Don’t get me wrong, vocations change and when someone ceases to believe the message he’s called to proclaim he should step out of the pulpit rather than live a lie.

The church today has lost site of its identity amidst a barrage of buzzwords and trends all of which suggest that something about human nature or the human condition has changed since the church was born.

Nothing could be further from the truth. 

The human condition is the same as is has always been east of Eden–broken and alienated from God by virtue of our sin and rebellion against God.

If the word “sin” doesn’t communicate today, define it don’t change it. That’s what the church has been commissioned to do: teach the faith of the apostles, not redefine it.

Whether your gambit is redefining marriage, re-thinking the atonement, revising the Nicene consensus, or any number of other ill-conceived attempts to lure those outside to come in–ultimately it won’t work.

Why?

Because by attempting to give people what they want, you’re effectively withholding what they need.

At the end of the day, it is not entrepreneurial churches that change lives and it’s not inclusive churches either.
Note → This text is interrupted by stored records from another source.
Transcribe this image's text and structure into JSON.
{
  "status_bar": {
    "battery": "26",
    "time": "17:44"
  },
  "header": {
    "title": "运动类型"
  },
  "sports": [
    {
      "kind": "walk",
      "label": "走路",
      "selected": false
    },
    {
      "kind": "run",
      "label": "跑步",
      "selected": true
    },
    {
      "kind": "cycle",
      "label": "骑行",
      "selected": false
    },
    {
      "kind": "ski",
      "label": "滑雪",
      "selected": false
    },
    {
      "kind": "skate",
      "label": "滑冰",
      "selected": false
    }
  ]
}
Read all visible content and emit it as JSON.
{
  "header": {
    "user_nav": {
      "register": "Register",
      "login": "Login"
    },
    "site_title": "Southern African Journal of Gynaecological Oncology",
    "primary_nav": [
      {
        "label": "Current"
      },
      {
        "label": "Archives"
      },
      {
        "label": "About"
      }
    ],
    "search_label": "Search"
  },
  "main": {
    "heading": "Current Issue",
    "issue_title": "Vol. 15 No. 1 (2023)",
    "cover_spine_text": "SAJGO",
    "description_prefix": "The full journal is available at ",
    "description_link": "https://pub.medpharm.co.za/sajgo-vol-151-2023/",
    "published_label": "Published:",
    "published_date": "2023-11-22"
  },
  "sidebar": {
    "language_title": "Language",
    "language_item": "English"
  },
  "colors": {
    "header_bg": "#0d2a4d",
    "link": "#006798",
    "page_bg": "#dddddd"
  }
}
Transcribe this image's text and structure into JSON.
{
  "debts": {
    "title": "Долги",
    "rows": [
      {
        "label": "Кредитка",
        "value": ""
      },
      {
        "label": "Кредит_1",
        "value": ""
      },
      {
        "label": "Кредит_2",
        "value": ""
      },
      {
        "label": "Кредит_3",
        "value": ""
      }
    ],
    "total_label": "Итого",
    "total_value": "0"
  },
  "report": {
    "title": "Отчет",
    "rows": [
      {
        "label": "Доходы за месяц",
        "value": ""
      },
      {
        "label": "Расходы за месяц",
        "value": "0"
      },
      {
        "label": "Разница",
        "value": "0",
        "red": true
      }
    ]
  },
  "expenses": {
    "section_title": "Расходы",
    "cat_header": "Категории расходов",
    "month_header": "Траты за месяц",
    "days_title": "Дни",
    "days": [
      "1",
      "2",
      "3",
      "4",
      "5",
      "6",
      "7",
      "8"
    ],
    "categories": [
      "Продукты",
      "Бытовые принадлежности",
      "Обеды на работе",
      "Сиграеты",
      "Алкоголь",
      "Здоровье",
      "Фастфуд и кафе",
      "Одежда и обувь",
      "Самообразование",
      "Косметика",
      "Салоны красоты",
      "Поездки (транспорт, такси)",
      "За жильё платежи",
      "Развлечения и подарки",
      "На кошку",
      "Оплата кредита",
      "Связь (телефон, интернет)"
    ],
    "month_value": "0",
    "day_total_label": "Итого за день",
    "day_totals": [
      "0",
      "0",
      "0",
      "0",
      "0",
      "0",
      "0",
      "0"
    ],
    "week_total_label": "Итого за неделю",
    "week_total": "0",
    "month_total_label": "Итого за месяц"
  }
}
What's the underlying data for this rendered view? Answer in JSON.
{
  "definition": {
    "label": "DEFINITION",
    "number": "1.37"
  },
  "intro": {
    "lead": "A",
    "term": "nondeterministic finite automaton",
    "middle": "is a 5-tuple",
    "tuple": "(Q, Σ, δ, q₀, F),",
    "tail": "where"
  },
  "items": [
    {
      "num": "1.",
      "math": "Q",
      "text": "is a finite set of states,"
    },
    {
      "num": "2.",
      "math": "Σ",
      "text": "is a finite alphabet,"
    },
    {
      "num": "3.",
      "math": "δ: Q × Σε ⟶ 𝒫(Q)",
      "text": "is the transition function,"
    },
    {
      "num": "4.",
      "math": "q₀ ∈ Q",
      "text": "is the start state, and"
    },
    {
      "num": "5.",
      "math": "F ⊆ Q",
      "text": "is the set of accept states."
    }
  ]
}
Ultimately, God works in the life of people in very slow and intentional ways using the pattern he has always used: the Spirit working through people and in the means of grace–word, sacraments, and prayer.

As Ligon Duncan notes, “The Gospel is the message and the local church is the plan. God has given to his church spiritual weapons for the bringing down of strongholds. These ordinary means of grace are the Word, sacraments, and prayer.”

Have as many planning meetings as you wish, abandon whatever inconvenient beliefs appear to hold you back, but absent this foundation it likely will all come to nothing.